4,000-year-old city wall unearthed in Saudi Arabia

Saudi Arabia. An article published on January 10 by CNRS archaeologists in the journal Journal of Archaeological Science: Reports reveals the existence of an exceptional fortified enclosure dating from the Bronze Age (2nd millennium BC) in Saudi Arabia. Originally 14.5 kilometers long, this stone wall approximately five meters high surrounded the town and agricultural land. The prospecting and survey campaign carried out by Guillaume Charloux (CNRS) between October 2020 and March 2023 aimed to confirm the existence of a “monumental defensive belt of the pre-Islamic period” on a site occupied until the beginnings of Islam.

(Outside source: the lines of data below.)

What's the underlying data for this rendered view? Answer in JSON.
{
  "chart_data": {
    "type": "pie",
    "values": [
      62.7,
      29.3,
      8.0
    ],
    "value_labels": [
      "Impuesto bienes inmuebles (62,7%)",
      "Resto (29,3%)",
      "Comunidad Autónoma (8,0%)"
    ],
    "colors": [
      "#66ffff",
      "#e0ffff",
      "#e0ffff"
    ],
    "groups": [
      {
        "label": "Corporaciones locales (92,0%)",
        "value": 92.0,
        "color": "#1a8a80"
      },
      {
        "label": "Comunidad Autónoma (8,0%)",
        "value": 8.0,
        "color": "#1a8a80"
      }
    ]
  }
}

There are other such oases in northwest Saudi Arabia, but Khaybar is known throughout the Islamic world as the site of a battle won by Muhammad’s troops in 628 AD. AD. Located at the crossroads of three valleys halfway between Al-Ula and Medina, it is exposed to a desert climate. Archaeologists deplore the extreme climatic conditions which have damaged the remains and made prospecting difficult.

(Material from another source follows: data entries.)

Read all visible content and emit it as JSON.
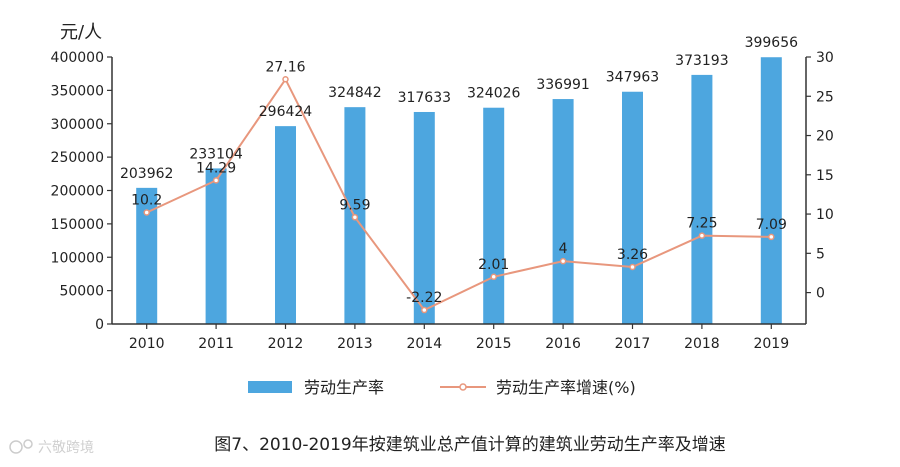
{
  "chart_data": {
    "type": "bar+line",
    "categories": [
      "2010",
      "2011",
      "2012",
      "2013",
      "2014",
      "2015",
      "2016",
      "2017",
      "2018",
      "2019"
    ],
    "series": [
      {
        "name": "劳动生产率",
        "type": "bar",
        "axis": "left",
        "values": [
          203962,
          233104,
          296424,
          324842,
          317633,
          324026,
          336991,
          347963,
          373193,
          399656
        ]
      },
      {
        "name": "劳动生产率增速(%)",
        "type": "line",
        "axis": "right",
        "values": [
          10.2,
          14.29,
          27.16,
          9.59,
          -2.22,
          2.01,
          4,
          3.26,
          7.25,
          7.09
        ]
      }
    ],
    "y_left": {
      "label": "元/人",
      "ylim": [
        0,
        400000
      ],
      "ticks": [
        0,
        50000,
        100000,
        150000,
        200000,
        250000,
        300000,
        350000,
        400000
      ]
    },
    "y_right": {
      "ylim": [
        -4,
        30
      ],
      "ticks": [
        0,
        5,
        10,
        15,
        20,
        25,
        30
      ]
    },
    "legend": "bottom",
    "grid": false,
    "caption": "图7、2010-2019年按建筑业总产值计算的建筑业劳动生产率及增速",
    "colors": {
      "bar": "#4da6df",
      "line": "#e8977d",
      "axis": "#333333"
    }
  },
  "watermark_text": "六敬跨境"
}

After surveys and collections of archaeological and mineral material, archaeologists were able to draw up a plan of the remains. Nearly 6 kilometers of wall have been preserved out of 14, with 140 segments of varying length. Some appear to have been modified or rebuilt at different times. The wall also includes 74 bastions built facing the desert for defensive purposes. The authors of the article suggest that the oasis had to defend itself against armed nomadic groups and against “erosion and salinization of agricultural soils”. Another hypothesis put forward would be the desire to “to mark one’s authority on the territory” by a monumental enclosure.

A quick build

For dating, archaeologists used stratigraphy, ceramics and carbon-14 on coal samples. In the wall, the reuse of funerary stones dating from 2600 BCE also provided a reliable age limit. After data analysis, the enclosure is dated between 2250 and 1950 BC. It was probably built in a few years as part of a large collective project. This speaker is exceptional “by its size, and in terms of technical and collective efforts” since the researchers estimate that it would have taken several hundred workers over three to five years at least to build it.

This discovery allows us to better understand the phenomenon of sedentarization in Arabia during the Bronze Age as well as the progressive urbanization of large oases.

It is likely that the Saudi authorities will disseminate the information widely, because the region of Khaybar and the oases has been the subject of increased tourist development in recent years. The nearby oasis of Tayma (famous in classical Arabic literature) has been nominated by Saudi Arabia in 2022 for UNESCO World Heritage listing.